Psychologisch perfekt, inhaltlich wohl schonungslos offen und ehrlich, sprachlich perfektioniert – all das macht dieses Buch nicht nur zu einem reinen Leseerlebnis, sondern auch zu einem Spiegel, Letzteres natürlich nur für diejenigen, die Selbstschau nicht scheuen und ihre eigentliche Beschäftigung mit dem Leben nicht überwiegend mit dem Fingerzeig auf andere ausfüllen.

Es sind also nicht die großen Ablenkungsgeschehnisse, die in ihrer (häufig gelenkten) Zerstreuungsabsicht und Gigantomanie uns Menschen letztlich doch nur an der Oberflächlichkeit verweilen lassen, die aus nämlichem Grunde zu Einsichten und Selbsterkenntnis führen können, sondern vielmehr die einfach klingenden, aber in der Umsetzung doch häufig schwierig zu bewältigenden – selbst wenn sie oft unausweichlich die Begegnung mit dem Individuum erzwingen! – , banalen Alltagseindrücke, die dann zu der tieferen Begegnung mit dem Selbst führen (können).
Daß hier das Leiden und in der Folge das Verdrängen dieses Leidens durch Suche nach Ablenkung oder auch “nur” durch Hinwendung zu anderen Kompensationsmechanismen vorgezeichnet ist, sollte nicht verwundern. Hier bekommt dann auch das Ausleben der sexuellen Lust (oder wenigstens das Sehnen danach) wiederum die leicht nachvollziehbare Verortung im Alltäglichen.

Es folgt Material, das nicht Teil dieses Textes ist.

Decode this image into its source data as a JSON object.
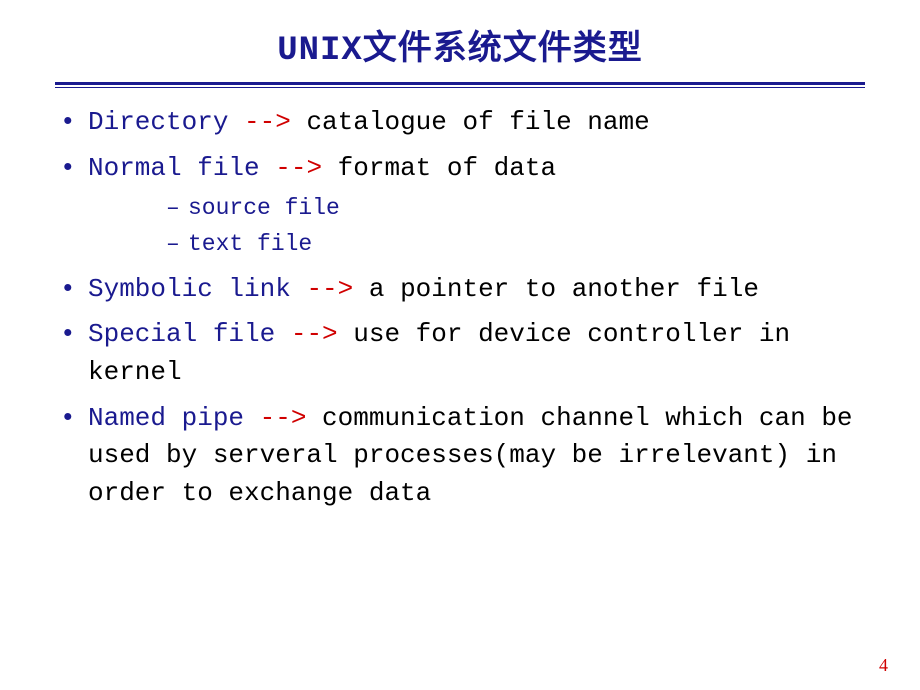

Genazino erfreut auch in diesem Buch wieder durch plastische, durchaus leicht nachvollziehbare Wortschöpfungen und bei seinem Umgang mit Sprache ist es schon bedeutsam, daß kein einziger Druckfehler sich in die Veröffentlichung einschleicht. Immerhin sind bei ihm das gekonnte Spielen mit Sprache, das akribische Suchen um den adäquaten Ausdruck, eine der Qualitäten und damit ein besonderer Wert, der sein Arbeiten kennzeichnet. Gleichwohl dürfte der Satz Was das endlich die Wahrheit? (Seite 131) doch wohl eher einem Versehen des Lektorats zuzuordnen sein. Und so sollte es wohl lauten: War das endlich die Wahrheit? Und die Wahrheit gibt es ohnehin nicht in objektivierbarer Form, sie ist zumindest für den Hauptakteur Michael seine zutiefst eigene Wahrheit, sofern er ihr überhaupt auch nur irgendwie näher gekommen ist. Vielleicht wollte er dies auch gar nicht.

Unbedingt lesen! – und sich dann auch nicht über das vielleicht etwas überraschende Ende groß wundern: Es ist sicherlich stimmig für den Lebensablauf dieser Romanfigur!